Взошло солнце, сестры обмыли Хироко, умиротворенно держащую в руках ребенка. Каждого глубоко тронуло то, что случилось ночью.
— Тебе пришлось так тяжело, — мягко проговорила Рэйко. Хироко проявила неслыханную храбрость и силу, учитывая размеры ребенка; никто не мог поверить, что она справилась с родами сама. Хироко и вправду была удивительной женщиной.
Молодая мать гордо прошептала своей тете, счастливо глядя на ребенка:
— Он похож на Питера, верно?
Зрелище было достойно любых мук. Еще совсем недавно Хироко казалось, словно она попала под поезд, увлекающий ее за собой, перемалывающий колесами, и когда она уже думала, что умирает, ребенок появился на свет.
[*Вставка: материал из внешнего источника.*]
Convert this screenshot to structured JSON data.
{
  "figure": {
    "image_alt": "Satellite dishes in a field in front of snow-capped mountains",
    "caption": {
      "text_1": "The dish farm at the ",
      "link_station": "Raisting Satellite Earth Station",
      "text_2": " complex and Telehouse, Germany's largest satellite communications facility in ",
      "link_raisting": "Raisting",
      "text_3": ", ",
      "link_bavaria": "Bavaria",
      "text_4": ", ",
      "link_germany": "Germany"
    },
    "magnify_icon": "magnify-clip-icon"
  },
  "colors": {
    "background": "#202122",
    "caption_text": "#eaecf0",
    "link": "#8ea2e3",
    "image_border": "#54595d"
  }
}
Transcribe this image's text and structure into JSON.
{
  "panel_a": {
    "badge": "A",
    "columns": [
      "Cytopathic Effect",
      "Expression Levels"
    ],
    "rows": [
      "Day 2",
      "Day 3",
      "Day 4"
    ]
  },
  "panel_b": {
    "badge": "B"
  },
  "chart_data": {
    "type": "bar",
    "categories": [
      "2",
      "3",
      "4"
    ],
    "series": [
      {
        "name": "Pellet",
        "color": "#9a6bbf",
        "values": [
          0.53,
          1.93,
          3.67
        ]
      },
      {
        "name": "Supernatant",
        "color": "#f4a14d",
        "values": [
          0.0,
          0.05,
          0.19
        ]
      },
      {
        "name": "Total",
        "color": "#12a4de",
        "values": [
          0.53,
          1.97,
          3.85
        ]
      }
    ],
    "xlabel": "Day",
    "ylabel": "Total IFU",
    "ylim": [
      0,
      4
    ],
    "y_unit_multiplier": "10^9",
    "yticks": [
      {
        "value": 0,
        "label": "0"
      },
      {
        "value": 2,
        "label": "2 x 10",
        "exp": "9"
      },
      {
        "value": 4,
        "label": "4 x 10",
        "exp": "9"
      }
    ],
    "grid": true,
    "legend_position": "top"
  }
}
Теперь Хироко мечтала, чтобы его увидел Питер. Рэйко вдруг поняла, что Хироко в первый раз призналась ей.
— Надо сообщить ему, — твердо сказала Рэйко, но Хироко покачала головой.
— Он только встревожится. Я расскажу ему все, когда он вернется. — Она приняла решение уже давно. А если Питер не захочет возвращаться к ней? Она ни за что не стала бы принуждать его — Питер был свободен как ветер: если бы он решил вернуться к Хироко, он так и сделал бы и увидел, что она и сын ждут его. Вновь взглянув на Рэйко, Хироко решила поделиться с ней своей тайной. Вместе они пережили этой ночью так много, и Рэйко была так добра. — Буддистский священник в Танфоране поженил нас. Я боялась, что кто-нибудь узнает об этом и накажет Питера, но этого не случилось. — Подняв руку, Хироко показала тете узкое кольцо, и Рэйко не могла поверить, что ни разу не заметила его.
— Тебе на редкость хорошо удается хранить секреты… и рожать детей. — Рэйко велела Хироко поспать, поцеловала ее, и вскоре мать и ребенок крепко заснули. Рэйко отправилась домой, к Такео, и рассказала ему, что случилось ночью. Такео уже собирался уходить в школу, и Рэйко с ужасом поняла, что сейчас девять часов. Ночь пролетела для нее, словно несколько минут.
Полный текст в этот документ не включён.